Bevor die Lys-Niederung nicht einigermaßen gangbar war, ließ sich an die Durchführung dieses Angriffes überhaupt nicht denken. Ein genügendes Trockenwerden war bei gewöhnlichen Witterungsverhältnissen erst gegen Mitte April mit einiger Sicherheit zu erwarten. Wir glaubten indessen den Beginn des entscheidenden Ringens im Westen nicht so lange hinausschieben zu können. Mußten wir doch ununterbrochen die Möglichkeit des Eingreifens von Nordamerika im Auge behalten. Ungeachtet der gegen den Angriff vorhandenen Bedenken ließen wir das Unternehmen wenigstens theoretisch vorbereiten. An seine Verwirklichung war für den Fall gedacht, daß unsere Operation bei St. Quentin die gegnerische Führung veranlassen würde, starke Kräfte von der Gruppe [pg 323]in Flandern wegzuziehen, um sie unserem Durchbruch entgegenzuwerfen.
Dieser Fall war Ende März eingetreten. Sobald sich nun übersehen ließ, daß unser Angriff in Richtung nach Westen ins Stocken kommen mußte, entschlossen wir uns daher, auf unsere Operation an der Lys-Front zurückzugreifen. Eine Anfrage bei der Heeresgruppe Kronprinz Rupprecht erhielt die Antwort: Der Angriff über die Lys-Niederung sei dank des trockenen Vorfrühlingswetters schon jetzt möglich. Mit außerordentlicher Tatkraft wurde nunmehr das Unternehmen von seiten der Armeeführungen und Truppen gefördert.
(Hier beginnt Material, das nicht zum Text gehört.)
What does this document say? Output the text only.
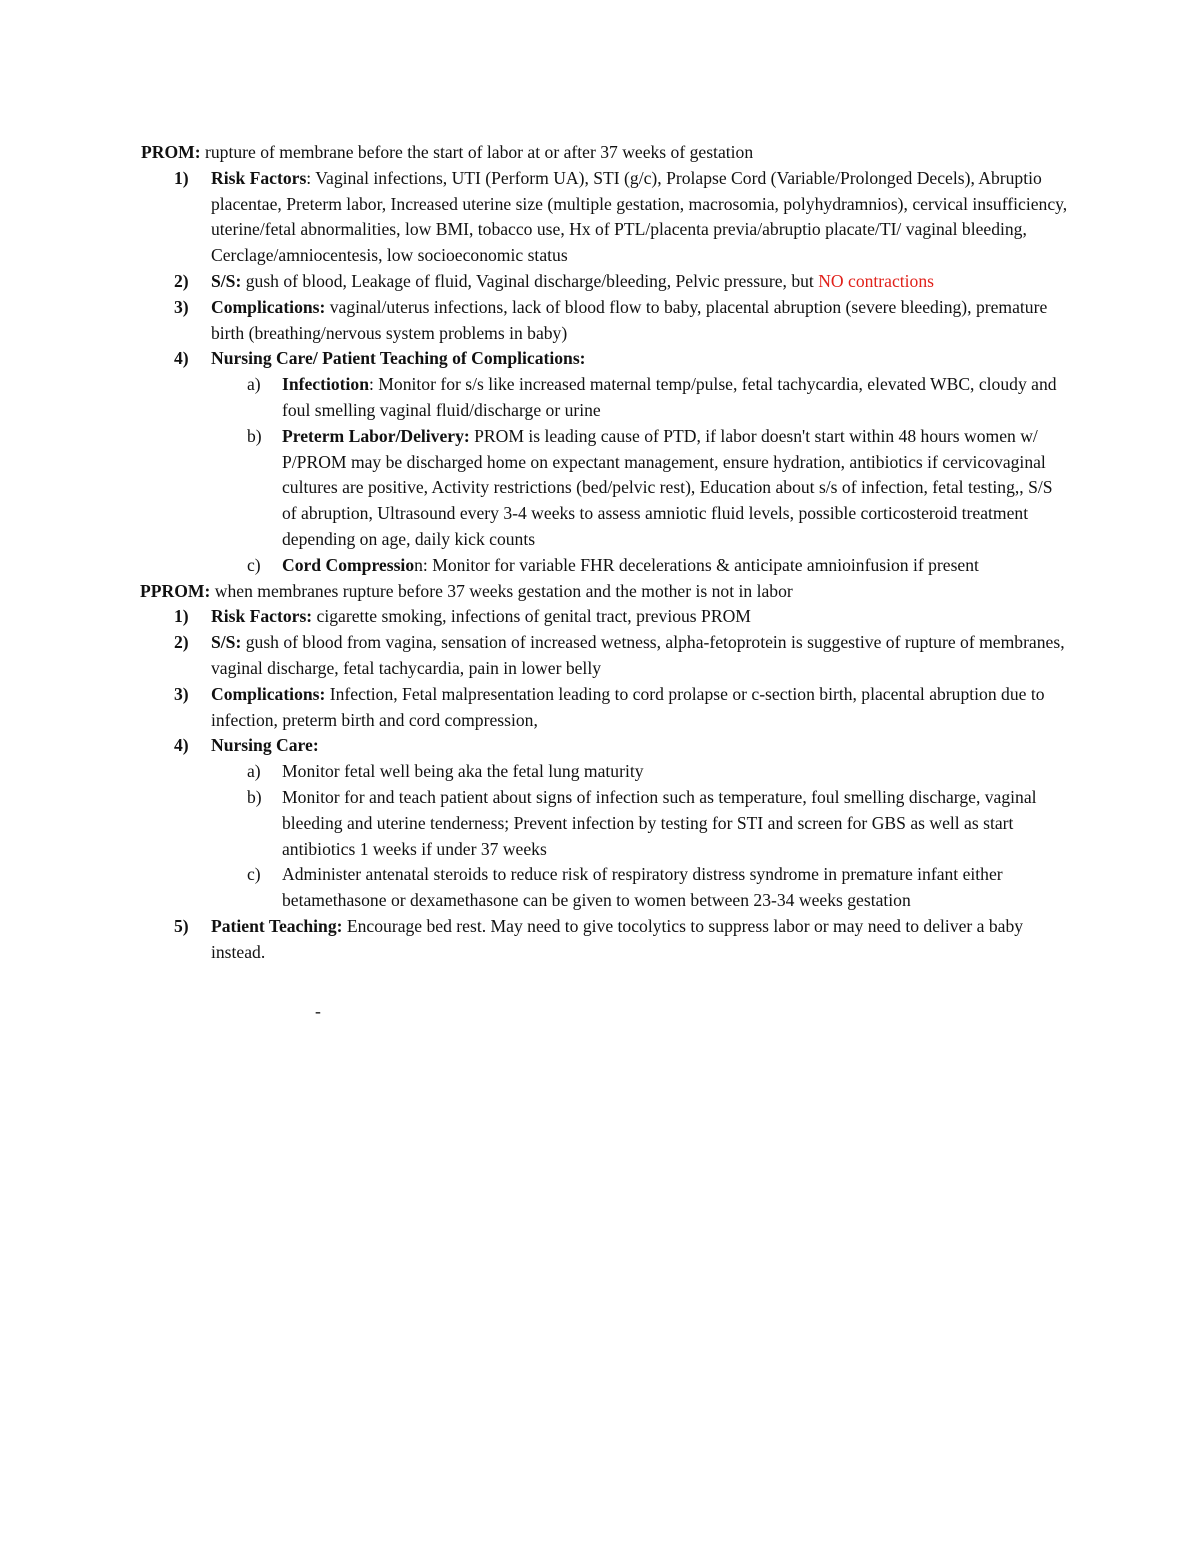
PROM: rupture of membrane before the start of labor at or after 37 weeks of gestation

1) Risk Factors: Vaginal infections, UTI (Perform UA), STI (g/c), Prolapse Cord (Variable/Prolonged Decels), Abruptio placentae, Preterm labor, Increased uterine size (multiple gestation, macrosomia, polyhydramnios), cervical insufficiency, uterine/fetal abnormalities, low BMI, tobacco use, Hx of PTL/placenta previa/abruptio placate/TI/ vaginal bleeding, Cerclage/amniocentesis, low socioeconomic status
2) S/S: gush of blood, Leakage of fluid, Vaginal discharge/bleeding, Pelvic pressure, but NO contractions
3) Complications: vaginal/uterus infections, lack of blood flow to baby, placental abruption (severe bleeding), premature birth (breathing/nervous system problems in baby)
4) Nursing Care/ Patient Teaching of Complications:
a) Infectiotion: Monitor for s/s like increased maternal temp/pulse, fetal tachycardia, elevated WBC, cloudy and foul smelling vaginal fluid/discharge or urine
b) Preterm Labor/Delivery: PROM is leading cause of PTD, if labor doesn't start within 48 hours women w/ P/PROM may be discharged home on expectant management, ensure hydration, antibiotics if cervicovaginal cultures are positive, Activity restrictions (bed/pelvic rest), Education about s/s of infection, fetal testing,, S/S of abruption, Ultrasound every 3-4 weeks to assess amniotic fluid levels, possible corticosteroid treatment depending on age, daily kick counts
c) Cord Compression: Monitor for variable FHR decelerations & anticipate amnioinfusion if present

PPROM: when membranes rupture before 37 weeks gestation and the mother is not in labor

1) Risk Factors: cigarette smoking, infections of genital tract, previous PROM
2) S/S: gush of blood from vagina, sensation of increased wetness, alpha-fetoprotein is suggestive of rupture of membranes, vaginal discharge, fetal tachycardia, pain in lower belly
3) Complications: Infection, Fetal malpresentation leading to cord prolapse or c-section birth, placental abruption due to infection, preterm birth and cord compression,
4) Nursing Care:
a) Monitor fetal well being aka the fetal lung maturity
b) Monitor for and teach patient about signs of infection such as temperature, foul smelling discharge, vaginal bleeding and uterine tenderness; Prevent infection by testing for STI and screen for GBS as well as start antibiotics 1 weeks if under 37 weeks
c) Administer antenatal steroids to reduce risk of respiratory distress syndrome in premature infant either betamethasone or dexamethasone can be given to women between 23-34 weeks gestation
5) Patient Teaching: Encourage bed rest. May need to give tocolytics to suppress labor or may need to deliver a baby instead.
-
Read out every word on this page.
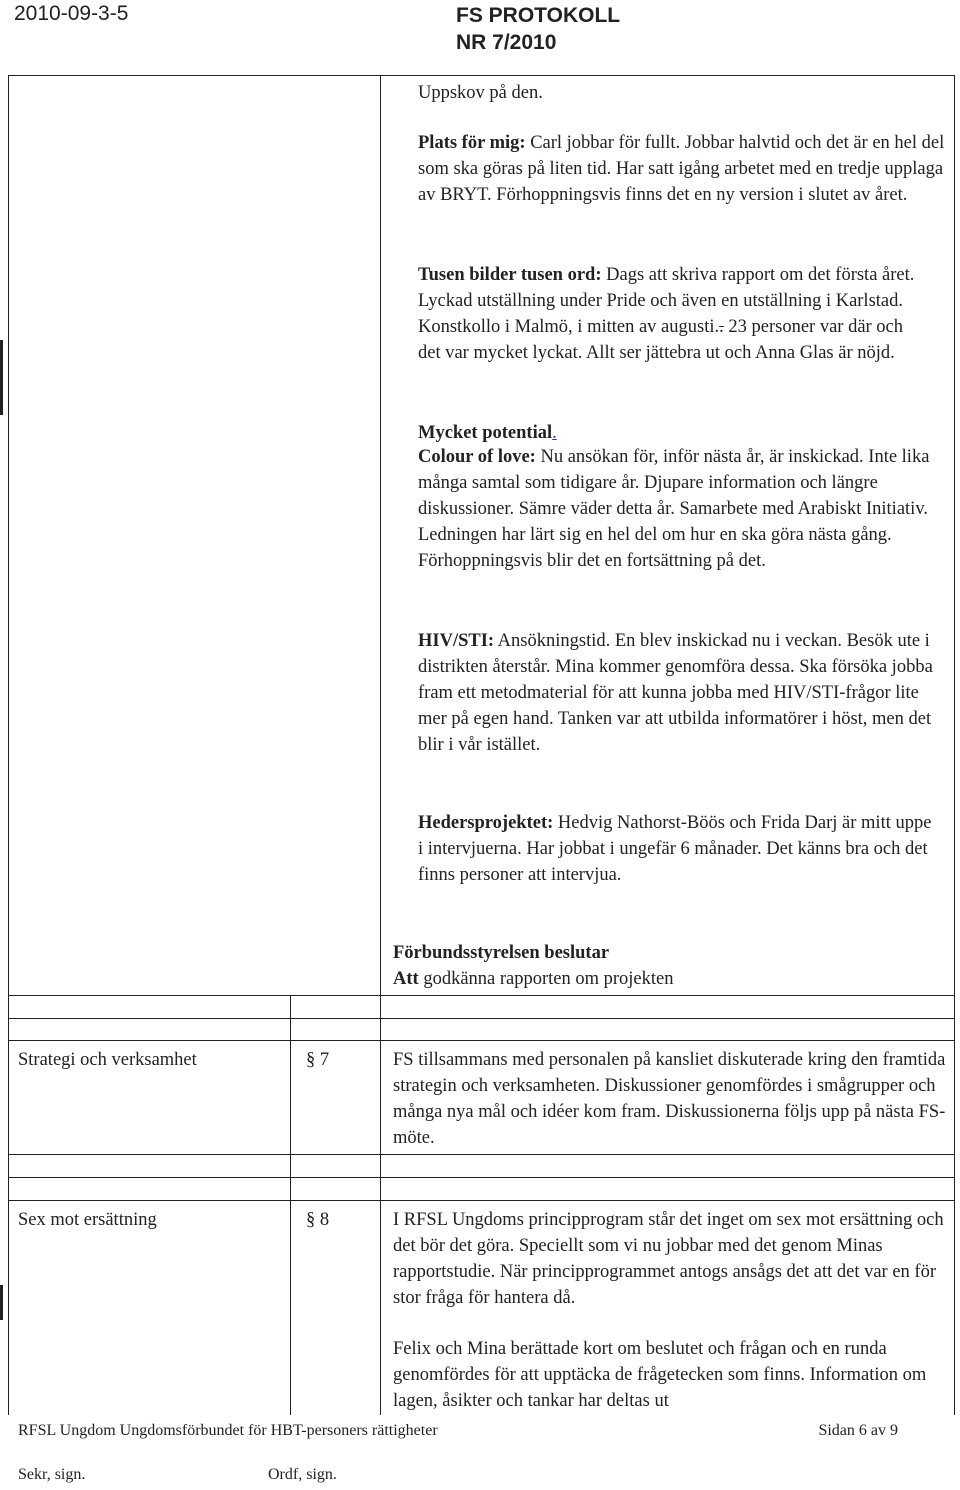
2010-09-3-5	FS PROTOKOLL
NR 7/2010

Uppskov på den.

Plats för mig: Carl jobbar för fullt. Jobbar halvtid och det är en hel del som ska göras på liten tid. Har satt igång arbetet med en tredje upplaga av BRYT. Förhoppningsvis finns det en ny version i slutet av året.

Tusen bilder tusen ord: Dags att skriva rapport om det första året. Lyckad utställning under Pride och även en utställning i Karlstad. Konstkollo i Malmö, i mitten av augusti.. 23 personer var där och det var mycket lyckat. Allt ser jättebra ut och Anna Glas är nöjd.

Mycket potential.

Colour of love: Nu ansökan för, inför nästa år, är inskickad. Inte lika många samtal som tidigare år. Djupare information och längre diskussioner. Sämre väder detta år. Samarbete med Arabiskt Initiativ. Ledningen har lärt sig en hel del om hur en ska göra nästa gång. Förhoppningsvis blir det en fortsättning på det.

HIV/STI: Ansökningstid. En blev inskickad nu i veckan. Besök ute i distrikten återstår. Mina kommer genomföra dessa. Ska försöka jobba fram ett metodmaterial för att kunna jobba med HIV/STI-frågor lite mer på egen hand. Tanken var att utbilda informatörer i höst, men det blir i vår istället.

Hedersprojektet: Hedvig Nathorst-Böös och Frida Darj är mitt uppe i intervjuerna. Har jobbat i ungefär 6 månader. Det känns bra och det finns personer att intervjua.

Förbundsstyrelsen beslutar
Att godkänna rapporten om projekten

Strategi och verksamhet	§ 7	FS tillsammans med personalen på kansliet diskuterade kring den framtida strategin och verksamheten. Diskussioner genomfördes i smågrupper och många nya mål och idéer kom fram. Diskussionerna följs upp på nästa FS-möte.
Sex mot ersättning	§ 8	I RFSL Ungdoms principprogram står det inget om sex mot ersättning och det bör det göra. Speciellt som vi nu jobbar med det genom Minas rapportstudie. När principprogrammet antogs ansågs det att det var en för stor fråga för hantera då.
Felix och Mina berättade kort om beslutet och frågan och en runda genomfördes för att upptäcka de frågetecken som finns. Information om lagen, åsikter och tankar har deltas ut
RFSL Ungdom Ungdomsförbundet för HBT-personers rättigheter	Sidan 6 av 9
Sekr, sign.	Ordf, sign.
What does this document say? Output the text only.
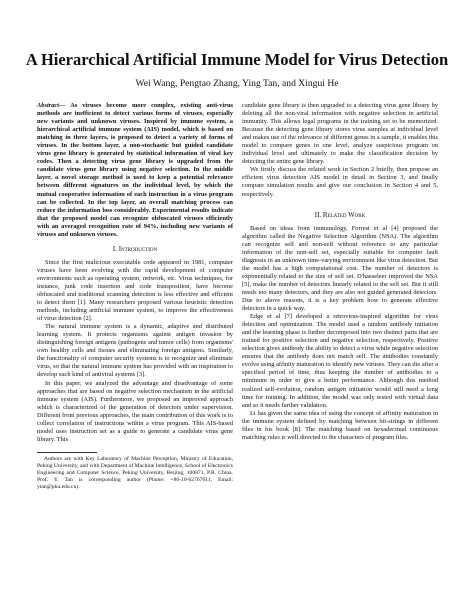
A Hierarchical Artificial Immune Model for Virus Detection
Wei Wang, Pengtao Zhang, Ying Tan, and Xingui He

Abstract— As viruses become more complex, existing anti-virus methods are inefficient to detect various forms of viruses, especially new variants and unknown viruses. Inspired by immune system, a hierarchical artificial immune system (AIS) model, which is based on matching in three layers, is proposed to detect a variety of forms of viruses. In the bottom layer, a non-stochastic but guided candidate virus gene library is generated by statistical information of viral key codes. Then a detecting virus gene library is upgraded from the candidate virus gene library using negative selection. In the middle layer, a novel storage method is used to keep a potential relevance between different signatures on the individual level, by which the mutual cooperative information of each instruction in a virus program can be collected. In the top layer, an overall matching process can reduce the information loss considerably. Experimental results indicate that the proposed model can recognize obfuscated viruses efficiently with an averaged recognition rate of 94%, including new variants of viruses and unknown viruses.

I. Introduction

Since the first malicious executable code appeared in 1981, computer viruses have been evolving with the rapid development of computer environments such as operating system, network, etc. Virus techniques, for instance, junk code insertion and code transposition, have become obfuscated and traditional scanning detection is less effective and efficient to detect them [1]. Many researchers proposed various heuristic detection methods, including artificial immune system, to improve the effectiveness of virus detection [2].

The natural immune system is a dynamic, adaptive and distributed learning system. It protects organisms against antigen invasion by distinguishing foreign antigens (pathogens and tumor cells) from organisms' own healthy cells and tissues and eliminating foreign antigens. Similarly, the functionality of computer security systems is to recognize and eliminate virus, so that the natural immune system has provided with an inspiration to develop such kind of antiviral systems [3].

In this paper, we analyzed the advantage and disadvantage of some approaches that are based on negative selection mechanism in the artificial immune system (AIS). Furthermore, we proposed an improved approach which is characterized of the generation of detectors under supervision. Different from previous approaches, the main contribution of this work is to collect correlation of instructions within a virus program. This AIS-based model uses instruction set as a guide to generate a candidate virus gene library. This

Authors are with Key Laboratory of Machine Perception, Ministry of Education, Peking University, and with Department of Machine Intelligence, School of Electronics Engineering and Computer Science, Peking University, Beijing, 100871, P.R. China. Prof. Y. Tan is corresponding author (Phone: +86-10-62767611, Email: ytan@pku.edu.cn).

candidate gene library is then upgraded to a detecting virus gene library by deleting all the non-viral information with negative selection in artificial immunity. This allows legal programs in the training set to be memorized. Because the detecting gene library stores virus samples at individual level and makes use of the relevance of different genes in a sample, it enables this model to compare genes in one level, analyze suspicious program on individual level and ultimately to make the classification decision by detecting the entire gene library.

We firstly discuss the related work in Section 2 briefly, then propose an efficient virus detection AIS model in detail in Section 3, and finally compare simulation results and give our conclusion in Section 4 and 5, respectively.

II. Related Work

Based on ideas from immunology, Forrest et al [4] proposed the algorithm called the Negative Selection Algorithm (NSA). The algorithm can recognize self and non-self without reference to any particular information of the non-self set, especially suitable for computer fault diagnosis in an unknown time-varying environment like virus detection. But the model has a high computational cost. The number of detectors is exponentially related to the size of self set. D'haeseleer improved the NSA [5], make the number of detectors linearly related to the self set. But it still needs too many detectors, and they are also not guided generated detectors. Due to above reasons, it is a key problem how to generate effective detectors in a quick way.

Edge et al [7] developed a retrovirus-inspired algorithm for virus detection and optimization. The model used a random antibody initiation and the learning phase is further decomposed into two distinct parts that are trained for positive selection and negative selection, respectively. Positive selection gives antibody the ability to detect a virus while negative selection ensures that the antibody does not match self. The antibodies constantly evolve using affinity maturation to identify new viruses. They can die after a specified period of time, thus keeping the number of antibodies to a minimum in order to give a better performance. Although this method realized self-evolution, random antigen initiation would still need a long time for training. In addition, the model was only tested with virtual data and so it needs further validation.

Li has given the same idea of using the concept of affinity maturation in the immune system defined by matching between bit-strings in different files in his book [8]. The matching based on hexadecimal continuous matching rules is well directed to the characters of program files.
Am 9. April, am Jahrestage der großen Krisis von Arras, erhoben sich aus den verschlammten Stellungen an der Lys-Front von Armentières bis La Bassée unsere sturmbereiten Truppen. Freilich nicht in breiten Angriffswellen sondern meist in kleinen Abteilungen und in schmalsten Kolonnen wateten sie durch einen von Granaten und Minen zerwühlten Morast, zwischen tiefen, mit Wasser gefüllten Geschoßtrichtern oder auf den wenigen einigermaßen festen Geländestreifen den feindlichen Linien entgegen. Unter dem Feuerschutz unserer Artillerie und Minenwerfer gelang trotz aller natürlichen und künstlichen Hindernisse das überraschende Vorgehen, an das anscheinend weder die Engländer noch die zwischen ihnen eingeschobenen Portugiesen geglaubt hatten. Die portugiesischen Truppen verließen größtenteils in haltloser Flucht das Schlachtfeld und verzichteten endgültig zugunsten ihrer Bundesgenossen auf die Kampfarbeit. Unsere Ausnützung der Überraschung und des portugiesischen Versagens fand freilich in dem Gelände die größten Schwierigkeiten; nur mit Mühe konnten einzelne Geschütze und Munitionswagen hinter der Infanterie nach vorwärts gebracht werden. Doch wurde die Lys am Abend erreicht, an einer Stelle überschritten. Die Entscheidung lag also auch diesmal in dem Kampfverlauf der nächstfolgenden Tage. [pg 324]Die Aussichten blieben zunächst günstig. Der 10. April sieht Estaires in unserer Hand; auch wird besonders in der Gegend nordwestlich Armentières Gelände gewonnen. Am gleichen Tage wird unser Angriff bis in die Gegend von Wytschaete ausgedehnt. Die Trümmerstätten des wiederholt umstrittenen Messines werden von uns wieder gestürmt.